L’art comme passage d’une époque
L’église de Passy a donc été pendant des années l’objet de fortes discussions portant précisément sur la confrontation entre modernité et conservation, dans le cadre du débat sur le rôle de l’église dans le passage à la seconde moitié du XXe siècle, qui allait être marqué enfin par le Concile Vatican II.
Le Christ au corps torturé et souffrant, placé devant le maître-autel, par la sculptrice Germaine Richier, a par exemple fait l’objet d’une si vive controverse qu’il a dû être retiré de l’église en 1954, pour n’y revenir qu’en 1969.
Notre-Dame-de-Toute-Grâce sur le plateau d’Assy sert alors d’exemple à d’autres nouvelles églises en France, comme celles de Les Bréseux (Doubs) en 1947, de Vence, près de Nice, entre 1948 et 1950, toujours avec Matisse, ou la chapelle Notre-Dame du Haut à Ronchamp en Haute-Saône de Le Corbusier au milieu des années 1950.

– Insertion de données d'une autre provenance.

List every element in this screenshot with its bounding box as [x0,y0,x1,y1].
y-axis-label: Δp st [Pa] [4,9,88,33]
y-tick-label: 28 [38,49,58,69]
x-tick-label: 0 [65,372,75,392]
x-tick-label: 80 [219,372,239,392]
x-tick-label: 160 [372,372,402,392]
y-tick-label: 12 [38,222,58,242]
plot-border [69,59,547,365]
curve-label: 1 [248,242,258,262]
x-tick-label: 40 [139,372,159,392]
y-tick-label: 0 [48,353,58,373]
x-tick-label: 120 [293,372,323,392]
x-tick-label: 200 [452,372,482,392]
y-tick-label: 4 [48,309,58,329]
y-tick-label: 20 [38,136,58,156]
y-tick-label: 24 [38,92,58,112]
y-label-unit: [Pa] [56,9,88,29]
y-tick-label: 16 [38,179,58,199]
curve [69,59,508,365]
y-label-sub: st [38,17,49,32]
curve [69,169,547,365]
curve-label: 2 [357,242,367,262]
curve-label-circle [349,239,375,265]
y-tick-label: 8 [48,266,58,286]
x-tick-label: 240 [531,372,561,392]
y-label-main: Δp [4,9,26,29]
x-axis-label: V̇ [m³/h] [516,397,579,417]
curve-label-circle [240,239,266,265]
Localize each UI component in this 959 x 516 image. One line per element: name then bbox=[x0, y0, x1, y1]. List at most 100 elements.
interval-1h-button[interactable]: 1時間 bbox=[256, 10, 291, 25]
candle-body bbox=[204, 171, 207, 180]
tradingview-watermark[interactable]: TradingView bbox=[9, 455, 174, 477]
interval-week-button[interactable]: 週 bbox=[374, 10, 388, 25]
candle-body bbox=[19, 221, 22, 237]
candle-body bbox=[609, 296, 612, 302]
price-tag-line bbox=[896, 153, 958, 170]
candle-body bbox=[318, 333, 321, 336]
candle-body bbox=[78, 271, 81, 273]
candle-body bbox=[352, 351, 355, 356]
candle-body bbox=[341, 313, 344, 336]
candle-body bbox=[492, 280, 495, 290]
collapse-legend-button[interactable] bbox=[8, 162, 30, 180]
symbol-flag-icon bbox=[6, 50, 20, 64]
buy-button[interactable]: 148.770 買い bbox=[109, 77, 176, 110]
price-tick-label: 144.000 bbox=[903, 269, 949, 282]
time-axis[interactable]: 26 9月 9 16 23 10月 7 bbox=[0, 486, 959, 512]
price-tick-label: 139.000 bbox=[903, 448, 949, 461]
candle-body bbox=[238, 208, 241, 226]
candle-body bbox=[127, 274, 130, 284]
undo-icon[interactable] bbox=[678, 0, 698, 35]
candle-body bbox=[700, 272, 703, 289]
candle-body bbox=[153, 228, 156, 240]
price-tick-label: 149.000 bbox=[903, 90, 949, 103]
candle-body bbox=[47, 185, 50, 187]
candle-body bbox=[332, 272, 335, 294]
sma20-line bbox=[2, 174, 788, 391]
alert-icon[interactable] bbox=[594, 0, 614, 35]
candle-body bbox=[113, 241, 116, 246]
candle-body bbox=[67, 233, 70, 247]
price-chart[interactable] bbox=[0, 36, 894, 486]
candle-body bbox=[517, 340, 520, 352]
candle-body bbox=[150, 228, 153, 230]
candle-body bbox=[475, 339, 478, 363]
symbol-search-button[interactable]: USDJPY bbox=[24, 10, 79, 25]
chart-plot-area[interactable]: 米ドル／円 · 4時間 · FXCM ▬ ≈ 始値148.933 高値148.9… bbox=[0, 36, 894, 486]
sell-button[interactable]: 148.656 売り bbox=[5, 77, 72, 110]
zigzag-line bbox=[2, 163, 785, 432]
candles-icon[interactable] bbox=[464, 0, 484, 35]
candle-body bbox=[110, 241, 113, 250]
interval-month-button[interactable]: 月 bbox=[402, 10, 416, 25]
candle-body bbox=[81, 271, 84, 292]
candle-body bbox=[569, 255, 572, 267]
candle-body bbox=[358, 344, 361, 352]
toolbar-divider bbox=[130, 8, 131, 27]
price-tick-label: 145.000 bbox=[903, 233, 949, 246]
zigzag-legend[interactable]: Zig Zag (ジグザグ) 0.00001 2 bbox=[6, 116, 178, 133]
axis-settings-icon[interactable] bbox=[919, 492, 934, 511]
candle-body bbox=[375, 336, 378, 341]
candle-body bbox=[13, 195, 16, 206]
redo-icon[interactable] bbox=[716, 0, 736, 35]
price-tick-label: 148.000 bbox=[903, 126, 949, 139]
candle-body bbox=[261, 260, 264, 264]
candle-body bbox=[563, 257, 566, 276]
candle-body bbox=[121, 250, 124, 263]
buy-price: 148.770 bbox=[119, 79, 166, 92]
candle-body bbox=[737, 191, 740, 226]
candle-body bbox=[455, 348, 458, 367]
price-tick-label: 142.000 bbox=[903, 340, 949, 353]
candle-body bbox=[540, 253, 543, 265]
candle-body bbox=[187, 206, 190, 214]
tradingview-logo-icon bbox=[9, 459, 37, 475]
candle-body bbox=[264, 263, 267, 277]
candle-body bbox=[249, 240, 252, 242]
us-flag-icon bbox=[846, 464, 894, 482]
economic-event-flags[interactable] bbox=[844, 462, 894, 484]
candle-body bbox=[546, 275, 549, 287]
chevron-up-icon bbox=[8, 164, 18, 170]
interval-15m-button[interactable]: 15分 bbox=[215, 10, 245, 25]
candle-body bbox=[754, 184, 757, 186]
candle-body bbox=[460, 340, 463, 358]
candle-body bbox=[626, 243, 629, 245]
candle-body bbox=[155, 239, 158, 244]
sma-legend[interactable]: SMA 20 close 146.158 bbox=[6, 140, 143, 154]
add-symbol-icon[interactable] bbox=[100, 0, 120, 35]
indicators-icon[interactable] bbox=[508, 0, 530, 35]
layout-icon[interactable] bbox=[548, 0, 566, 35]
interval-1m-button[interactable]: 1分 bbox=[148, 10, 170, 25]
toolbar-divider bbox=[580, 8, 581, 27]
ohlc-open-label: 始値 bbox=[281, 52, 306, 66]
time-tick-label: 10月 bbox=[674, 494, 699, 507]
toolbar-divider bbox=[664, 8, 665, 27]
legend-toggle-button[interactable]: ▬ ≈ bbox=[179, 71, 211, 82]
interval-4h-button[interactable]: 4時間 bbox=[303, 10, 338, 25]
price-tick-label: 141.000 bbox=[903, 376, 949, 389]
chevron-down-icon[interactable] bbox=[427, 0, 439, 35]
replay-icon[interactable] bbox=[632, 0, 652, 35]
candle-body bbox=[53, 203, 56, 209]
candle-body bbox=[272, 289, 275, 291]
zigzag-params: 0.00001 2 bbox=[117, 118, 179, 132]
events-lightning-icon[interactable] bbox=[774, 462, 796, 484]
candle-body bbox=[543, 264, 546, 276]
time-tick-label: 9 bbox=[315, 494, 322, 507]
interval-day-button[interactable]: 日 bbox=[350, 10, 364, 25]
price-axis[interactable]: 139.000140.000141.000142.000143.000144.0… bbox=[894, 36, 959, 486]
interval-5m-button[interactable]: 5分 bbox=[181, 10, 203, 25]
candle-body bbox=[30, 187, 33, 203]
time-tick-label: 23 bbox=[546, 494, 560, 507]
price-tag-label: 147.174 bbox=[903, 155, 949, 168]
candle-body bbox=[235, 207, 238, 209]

L’église Notre-Dame-de-Toute-Grâce a été restaurée depuis 2011. À noter également, à une quarantaine de mètres de l’église, la grande – et même monumentale – sculpture Plaidoyer pour les Droits de l’Homme, qui constitue ancore, dans cet espace déjà si riche, un apport dialectique et laïque entre la modernité et le message religieux.
Le débat sur l’architecture a également été bien animé : Maurice Novarina, qui avait conçu en 1937 sa Notre-Dame-de-Toute-Grâce, n’aimait pas cette sculpture, et n’était pas content de la voir juste à côté. Il a d’ailleurs décidé de ne pas assister à son inauguration : c’était l’an 2000 et il était âgé de 93 ans.